War meine Antwort nicht kompetent genug?  :roll:


----------



## plc_tippser (23 Juli 2004)

Doch, sorry, war sogar tiptop, aber halt nicht das was er suchte. 

niedergeschlagen grüß pt


----------



## bgischel (23 Juli 2004)

*WiederAufhelfen*  8) 

Das Problem mit Eplan und dem Viewer ist das es sich bei Eplan-Projekten nicht um eine einzelne Datei (wie ein DXF- oder PDF-File) handelt sondern das sich Projekte aus diversen Dateien zusammensetzen und eine Ordnerstruktur eingehalten werden muß damit man reine Eplan-Projekte überhaupt mit dem Eplanviewer öffnen und anschauen kann...

Grüße
Bernd

PS. Aber Du hast natürlich recht. Wenn noch weitergehende Fragen sind wären diese besser im Eplanforum auf der Eplan-HP oder im Eplanforum auf Cad.de aufgehoben...


----------



## Ralf (25 Juli 2004)

Nunja, immerhin bei acad dwg kann ich Dir helfen, bei Autodesk zum kostenlosen (auch das gibt's noch   ) runterladen gibt's Volo-View als Viewer. Wiechers und Partner sind da mehr blutsaugerisch veranlagt, da kostet auch der Viewer richtiges Geld (ich meine so um die 200 Euronen, hält dafür aber einige Goodies bereit (man kann wenn ich mich recht erinnere beispielsweise rotkorrekturen vornehmen

Gruß

Ralf


----------



## holle (28 Juli 2004)

Hallo zusammen danke für die bisherigen infos
Ich werde die von euch vorgeschlagenen Seiten durchstöbern
mfg holle


----------



## Runtime (19 Oktober 2004)

Ich "drucke" mir die Eplan Projekte immer als PDF-File aus und leg mir den dann  immer in das Projektverzeichniss der jeweiligen Station...

so kann ich schnell mal was nach kucken , wenn ich beim programmieren noch was wissen will ohne , das ich wieder an den anderen PC muß , weil wir haben nur 2 Einzelplatz-Lizenzen und die hat unser Eplan-Archiv...

Das mit dem PDF ist mir lieber , wie als wenn ich den Plan mit mir rumschleppen muß...außerdem vergisst man den eh immer irgendwo ;-)

Klar bei der IBN von Anlagen , da arbeite ich auch mit nem normalen Plan , öfter muß ja mal was im Plan ändern , weil irgenwo noch ein Bock drin war...


----------



## Heinz (20 Oktober 2004)

Hallo,
leider ist Eplan ein Format was die anderen nicht können und Eplan will die anderen nicht.

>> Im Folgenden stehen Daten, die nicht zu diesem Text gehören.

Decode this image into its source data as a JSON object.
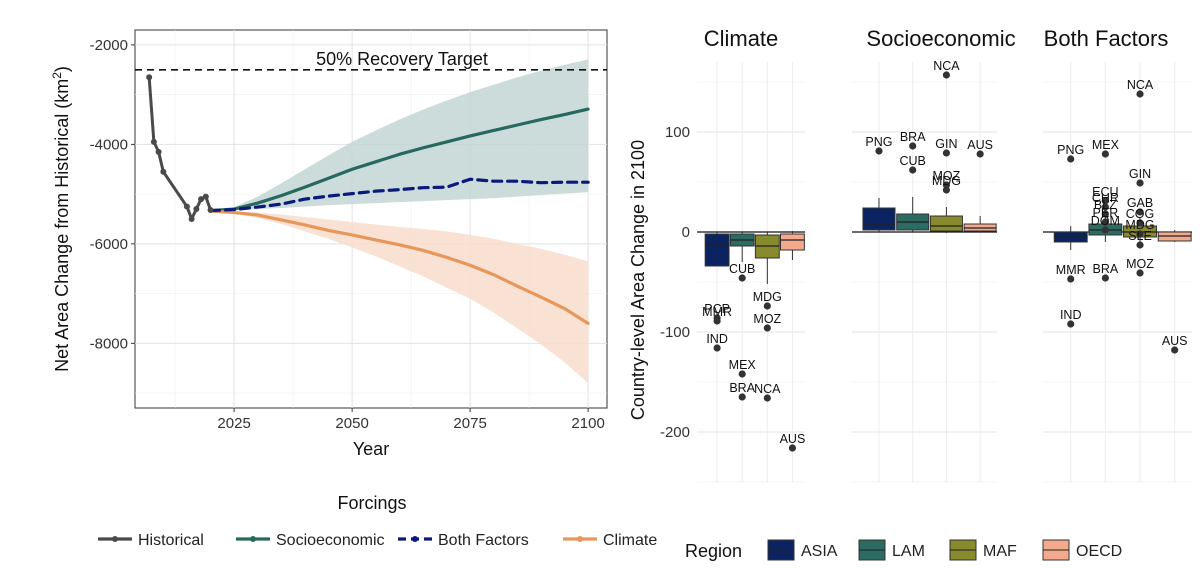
{
  "colors": {
    "historical": "#4a4a4a",
    "socioeconomic": "#27695e",
    "both_factors": "#0a1a7c",
    "climate": "#e8975a",
    "socio_ribbon": "#c3d6d3",
    "climate_ribbon": "#f8dccb",
    "ASIA": "#0b2461",
    "LAM": "#2b6b62",
    "MAF": "#878a2d",
    "OECD": "#f4a98c",
    "point": "#333333"
  },
  "chart_data": [
    {
      "type": "line",
      "xlabel": "Year",
      "ylabel_main": "Net Area Change from Historical (km",
      "ylabel_sup": "2",
      "ylabel_end": ")",
      "xlim": [
        2004,
        2104
      ],
      "ylim": [
        -9300,
        -1700
      ],
      "xticks": [
        2025,
        2050,
        2075,
        2100
      ],
      "xtick_labels": [
        "2025",
        "2050",
        "2075",
        "2100"
      ],
      "yticks": [
        -8000,
        -6000,
        -4000,
        -2000
      ],
      "ytick_labels": [
        "-8000",
        "-6000",
        "-4000",
        "-2000"
      ],
      "reference_line": {
        "y": -2500,
        "label": "50% Recovery Target"
      },
      "legend_title": "Forcings",
      "legend_position": "bottom",
      "series": [
        {
          "name": "Historical",
          "key": "historical",
          "style": "line-points",
          "x": [
            2007,
            2008,
            2009,
            2010,
            2015,
            2016,
            2017,
            2018,
            2019,
            2020
          ],
          "y": [
            -2650,
            -3950,
            -4150,
            -4550,
            -5250,
            -5500,
            -5300,
            -5100,
            -5050,
            -5320
          ]
        },
        {
          "name": "Socioeconomic",
          "key": "socioeconomic",
          "style": "solid",
          "x": [
            2020,
            2025,
            2030,
            2035,
            2040,
            2045,
            2050,
            2055,
            2060,
            2065,
            2070,
            2075,
            2080,
            2085,
            2090,
            2095,
            2100
          ],
          "y": [
            -5330,
            -5300,
            -5180,
            -5030,
            -4860,
            -4680,
            -4500,
            -4350,
            -4200,
            -4070,
            -3950,
            -3830,
            -3720,
            -3610,
            -3500,
            -3400,
            -3290
          ],
          "ribbon_low": [
            -5330,
            -5330,
            -5300,
            -5280,
            -5250,
            -5220,
            -5200,
            -5180,
            -5160,
            -5140,
            -5120,
            -5100,
            -5080,
            -5050,
            -5020,
            -4990,
            -4960
          ],
          "ribbon_high": [
            -5330,
            -5260,
            -5050,
            -4780,
            -4500,
            -4220,
            -3950,
            -3720,
            -3500,
            -3300,
            -3120,
            -2950,
            -2800,
            -2650,
            -2520,
            -2400,
            -2290
          ]
        },
        {
          "name": "Both Factors",
          "key": "both_factors",
          "style": "dashed",
          "x": [
            2020,
            2025,
            2030,
            2035,
            2040,
            2045,
            2050,
            2055,
            2060,
            2065,
            2070,
            2075,
            2080,
            2085,
            2090,
            2095,
            2100
          ],
          "y": [
            -5330,
            -5310,
            -5260,
            -5200,
            -5100,
            -5040,
            -4990,
            -4940,
            -4910,
            -4870,
            -4860,
            -4700,
            -4740,
            -4740,
            -4770,
            -4760,
            -4760
          ]
        },
        {
          "name": "Climate",
          "key": "climate",
          "style": "solid",
          "x": [
            2020,
            2025,
            2030,
            2035,
            2040,
            2045,
            2050,
            2055,
            2060,
            2065,
            2070,
            2075,
            2080,
            2085,
            2090,
            2095,
            2100
          ],
          "y": [
            -5340,
            -5370,
            -5420,
            -5520,
            -5620,
            -5730,
            -5820,
            -5920,
            -6020,
            -6130,
            -6270,
            -6430,
            -6620,
            -6850,
            -7070,
            -7300,
            -7600
          ],
          "ribbon_low": [
            -5340,
            -5390,
            -5480,
            -5600,
            -5750,
            -5900,
            -6070,
            -6250,
            -6450,
            -6650,
            -6880,
            -7100,
            -7380,
            -7700,
            -8020,
            -8380,
            -8800
          ],
          "ribbon_high": [
            -5340,
            -5350,
            -5370,
            -5410,
            -5460,
            -5510,
            -5560,
            -5610,
            -5660,
            -5700,
            -5750,
            -5820,
            -5900,
            -6000,
            -6100,
            -6220,
            -6350
          ]
        }
      ]
    },
    {
      "type": "box",
      "ylabel": "Country-level Area Change in 2100",
      "ylim": [
        -250,
        170
      ],
      "yticks": [
        -200,
        -100,
        0,
        100
      ],
      "ytick_labels": [
        "-200",
        "-100",
        "0",
        "100"
      ],
      "categories": [
        "ASIA",
        "LAM",
        "MAF",
        "OECD"
      ],
      "legend_title": "Region",
      "legend_position": "bottom",
      "facets": [
        {
          "title": "Climate",
          "boxes": [
            {
              "region": "ASIA",
              "q1": -34,
              "median": -12,
              "q3": -2,
              "whisker_low": -34,
              "whisker_high": 0
            },
            {
              "region": "LAM",
              "q1": -14,
              "median": -8,
              "q3": -2,
              "whisker_low": -30,
              "whisker_high": 0
            },
            {
              "region": "MAF",
              "q1": -26,
              "median": -14,
              "q3": -3,
              "whisker_low": -52,
              "whisker_high": 0
            },
            {
              "region": "OECD",
              "q1": -18,
              "median": -8,
              "q3": -2,
              "whisker_low": -28,
              "whisker_high": 1
            }
          ],
          "outliers": [
            {
              "region": "ASIA",
              "y": -86,
              "label": "PCP"
            },
            {
              "region": "ASIA",
              "y": -89,
              "label": "MMR"
            },
            {
              "region": "ASIA",
              "y": -116,
              "label": "IND"
            },
            {
              "region": "LAM",
              "y": -46,
              "label": "CUB"
            },
            {
              "region": "LAM",
              "y": -142,
              "label": "MEX"
            },
            {
              "region": "LAM",
              "y": -165,
              "label": "BRA"
            },
            {
              "region": "MAF",
              "y": -74,
              "label": "MDG"
            },
            {
              "region": "MAF",
              "y": -96,
              "label": "MOZ"
            },
            {
              "region": "MAF",
              "y": -166,
              "label": "NCA"
            },
            {
              "region": "OECD",
              "y": -216,
              "label": "AUS"
            }
          ]
        },
        {
          "title": "Socioeconomic",
          "boxes": [
            {
              "region": "ASIA",
              "q1": 2,
              "median": 8,
              "q3": 24,
              "whisker_low": 0,
              "whisker_high": 34
            },
            {
              "region": "LAM",
              "q1": 2,
              "median": 10,
              "q3": 18,
              "whisker_low": 0,
              "whisker_high": 35
            },
            {
              "region": "MAF",
              "q1": 1,
              "median": 6,
              "q3": 16,
              "whisker_low": -1,
              "whisker_high": 25
            },
            {
              "region": "OECD",
              "q1": 1,
              "median": 4,
              "q3": 8,
              "whisker_low": 0,
              "whisker_high": 16
            }
          ],
          "outliers": [
            {
              "region": "ASIA",
              "y": 81,
              "label": "PNG"
            },
            {
              "region": "LAM",
              "y": 86,
              "label": "BRA"
            },
            {
              "region": "LAM",
              "y": 62,
              "label": "CUB"
            },
            {
              "region": "MAF",
              "y": 157,
              "label": "NCA"
            },
            {
              "region": "MAF",
              "y": 79,
              "label": "GIN"
            },
            {
              "region": "MAF",
              "y": 47,
              "label": "MOZ"
            },
            {
              "region": "MAF",
              "y": 42,
              "label": "MDG"
            },
            {
              "region": "OECD",
              "y": 78,
              "label": "AUS"
            }
          ]
        },
        {
          "title": "Both Factors",
          "boxes": [
            {
              "region": "ASIA",
              "q1": -10,
              "median": -4,
              "q3": 0,
              "whisker_low": -18,
              "whisker_high": 6
            },
            {
              "region": "LAM",
              "q1": -3,
              "median": 2,
              "q3": 8,
              "whisker_low": -10,
              "whisker_high": 20
            },
            {
              "region": "MAF",
              "q1": -5,
              "median": 0,
              "q3": 6,
              "whisker_low": -14,
              "whisker_high": 14
            },
            {
              "region": "OECD",
              "q1": -9,
              "median": -4,
              "q3": 0,
              "whisker_low": -10,
              "whisker_high": 2
            }
          ],
          "outliers": [
            {
              "region": "ASIA",
              "y": 73,
              "label": "PNG"
            },
            {
              "region": "ASIA",
              "y": -47,
              "label": "MMR"
            },
            {
              "region": "ASIA",
              "y": -92,
              "label": "IND"
            },
            {
              "region": "LAM",
              "y": 78,
              "label": "MEX"
            },
            {
              "region": "LAM",
              "y": 31,
              "label": "ECU"
            },
            {
              "region": "LAM",
              "y": 25,
              "label": "CHR"
            },
            {
              "region": "LAM",
              "y": 18,
              "label": "BLZ"
            },
            {
              "region": "LAM",
              "y": 10,
              "label": "PER"
            },
            {
              "region": "LAM",
              "y": 2,
              "label": "DOM"
            },
            {
              "region": "LAM",
              "y": -46,
              "label": "BRA"
            },
            {
              "region": "MAF",
              "y": 138,
              "label": "NCA"
            },
            {
              "region": "MAF",
              "y": 49,
              "label": "GIN"
            },
            {
              "region": "MAF",
              "y": 20,
              "label": "GAB"
            },
            {
              "region": "MAF",
              "y": 9,
              "label": "COG"
            },
            {
              "region": "MAF",
              "y": -2,
              "label": "MDG"
            },
            {
              "region": "MAF",
              "y": -13,
              "label": "SLE"
            },
            {
              "region": "MAF",
              "y": -41,
              "label": "MOZ"
            },
            {
              "region": "OECD",
              "y": -118,
              "label": "AUS"
            }
          ]
        }
      ]
    }
  ]
}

Daher geht es nur mit mehreren Programmen Eplan will Geld die anderen nicht. Tipp Google Viewer + dwg 
Ich hatte auf der ersten Seite einige gute Treffer, leider habe ich die Links nicht mehr im Kopf.

Achso Eplan hat mit jeder Version den Umfang immer weiter eingeschränkt, bei den alten View Version konnte man z.B. die Elementdaten einsehen bei der neuen geht das nciht mehr. DAher ist für die Kontrolle einer Planes die Vollversion erforderlich und die View ist "nur" zum Gucken und Drucken.


----------